Inevitably, a show's success does hinge on the main characters. You either have to relate to them, or be blown away by the performances. It helps that Milch got the two main lead roles superbly right. Timothy Olyphant & Ian McShane as Seth Bullock & Al Swearengen respectively are utterly riveting and tear up the screen with bold, dynamic, and well judged acting performances that are simply beyond compare. The best thing that both actors bring is a great understanding of the massive moral complexity, and perhaps more crucially, the moral ambiguities that each character is saddled with. This burden manifests itself in a multitude of ways and you constantly ask yourself the question of exactly who is supposed to be the bad guy here? Both characters alternate between deeds of magnificence and deeds of extreme malevolence! And the scenes between Bullock & Alma. The scorching hot sexual longing they have for each other produces some incredibly tense moments that are in turns, enthralling & uncomfortable to view. Listen to the very funny audio commentary on episode 12 (season 1) between Olyphant & McShane which does highlight what I've mentioned very well ! Clearly, they were having fun that particular day.

The other keys factors for Deadwood's success were in the incredible attention to detail in recreating the look and feel for the time period & the foreboding environment. You can see where all the money got spent. The sets (both interior & exterior), the costumes, the lighting, everything looks and feels right. It doesn't feel fake like some shows can.
The music is very evocative and isn't overused either. A great balance of sympathetic songs & instrumental pieces add considerable flavor to great effect. The soundtrack with the naughty dialogue is well worth purchasing as well. I always fast-forward to where the Al-Mr Wu interchange comes up. "Who stole the f@#king dope?!?!? C@#&SUCKER!!!"
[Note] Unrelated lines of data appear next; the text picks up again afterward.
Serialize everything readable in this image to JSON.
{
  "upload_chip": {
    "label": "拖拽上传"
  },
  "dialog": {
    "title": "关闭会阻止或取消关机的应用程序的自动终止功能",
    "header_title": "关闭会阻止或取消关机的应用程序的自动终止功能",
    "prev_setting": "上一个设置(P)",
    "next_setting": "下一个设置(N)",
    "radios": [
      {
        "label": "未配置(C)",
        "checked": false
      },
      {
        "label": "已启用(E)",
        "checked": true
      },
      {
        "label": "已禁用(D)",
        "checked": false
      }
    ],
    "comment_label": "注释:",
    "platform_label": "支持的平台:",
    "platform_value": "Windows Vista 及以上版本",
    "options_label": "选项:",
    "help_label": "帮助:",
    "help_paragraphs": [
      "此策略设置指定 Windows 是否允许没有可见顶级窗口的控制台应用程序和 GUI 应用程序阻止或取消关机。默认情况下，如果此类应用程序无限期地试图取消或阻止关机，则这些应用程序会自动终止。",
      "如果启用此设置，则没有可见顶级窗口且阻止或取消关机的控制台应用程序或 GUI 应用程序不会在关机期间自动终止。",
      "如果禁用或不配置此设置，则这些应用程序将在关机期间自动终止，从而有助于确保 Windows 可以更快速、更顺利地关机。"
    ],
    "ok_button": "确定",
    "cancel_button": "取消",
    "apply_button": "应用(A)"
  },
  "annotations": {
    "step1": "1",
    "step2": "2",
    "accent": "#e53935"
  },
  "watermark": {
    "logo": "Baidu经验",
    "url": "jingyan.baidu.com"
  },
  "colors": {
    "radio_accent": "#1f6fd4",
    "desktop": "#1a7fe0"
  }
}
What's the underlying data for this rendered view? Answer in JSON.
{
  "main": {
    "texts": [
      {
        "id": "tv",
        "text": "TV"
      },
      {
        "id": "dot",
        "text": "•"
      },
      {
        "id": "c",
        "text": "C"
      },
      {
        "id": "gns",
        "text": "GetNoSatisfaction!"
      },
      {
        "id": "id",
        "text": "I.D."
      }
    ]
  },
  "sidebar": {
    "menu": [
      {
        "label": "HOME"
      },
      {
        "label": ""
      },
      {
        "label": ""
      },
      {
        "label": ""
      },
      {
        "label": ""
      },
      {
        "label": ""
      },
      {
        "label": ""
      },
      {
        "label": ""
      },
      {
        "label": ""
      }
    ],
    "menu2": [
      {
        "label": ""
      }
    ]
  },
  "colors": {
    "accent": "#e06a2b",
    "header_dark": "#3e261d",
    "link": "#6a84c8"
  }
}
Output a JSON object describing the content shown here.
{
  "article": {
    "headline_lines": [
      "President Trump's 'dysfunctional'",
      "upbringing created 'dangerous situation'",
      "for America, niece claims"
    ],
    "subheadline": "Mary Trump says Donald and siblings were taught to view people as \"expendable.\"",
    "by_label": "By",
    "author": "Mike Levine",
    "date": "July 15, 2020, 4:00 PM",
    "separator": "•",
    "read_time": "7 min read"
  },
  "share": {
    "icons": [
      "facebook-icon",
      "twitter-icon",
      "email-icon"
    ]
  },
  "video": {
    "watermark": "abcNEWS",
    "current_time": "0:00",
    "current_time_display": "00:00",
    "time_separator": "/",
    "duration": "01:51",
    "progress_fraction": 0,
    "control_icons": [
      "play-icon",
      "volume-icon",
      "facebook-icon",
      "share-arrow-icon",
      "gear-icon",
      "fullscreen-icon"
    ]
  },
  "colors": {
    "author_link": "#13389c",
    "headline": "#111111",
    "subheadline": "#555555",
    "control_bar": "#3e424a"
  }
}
This utterly compelling landmark TV series is without question, one of my all-time favorite shows. Everything about it is goddamn near perfect. The sets, the writing, the acting, the dialogue, the pacing, the story arcs - everything about this sublime show just reeks of outstanding quality. Once you start watching it, you wont stop until you've watched all 3 seasons.

It is, in my opinion, one of the truly great American TV Series of all-time!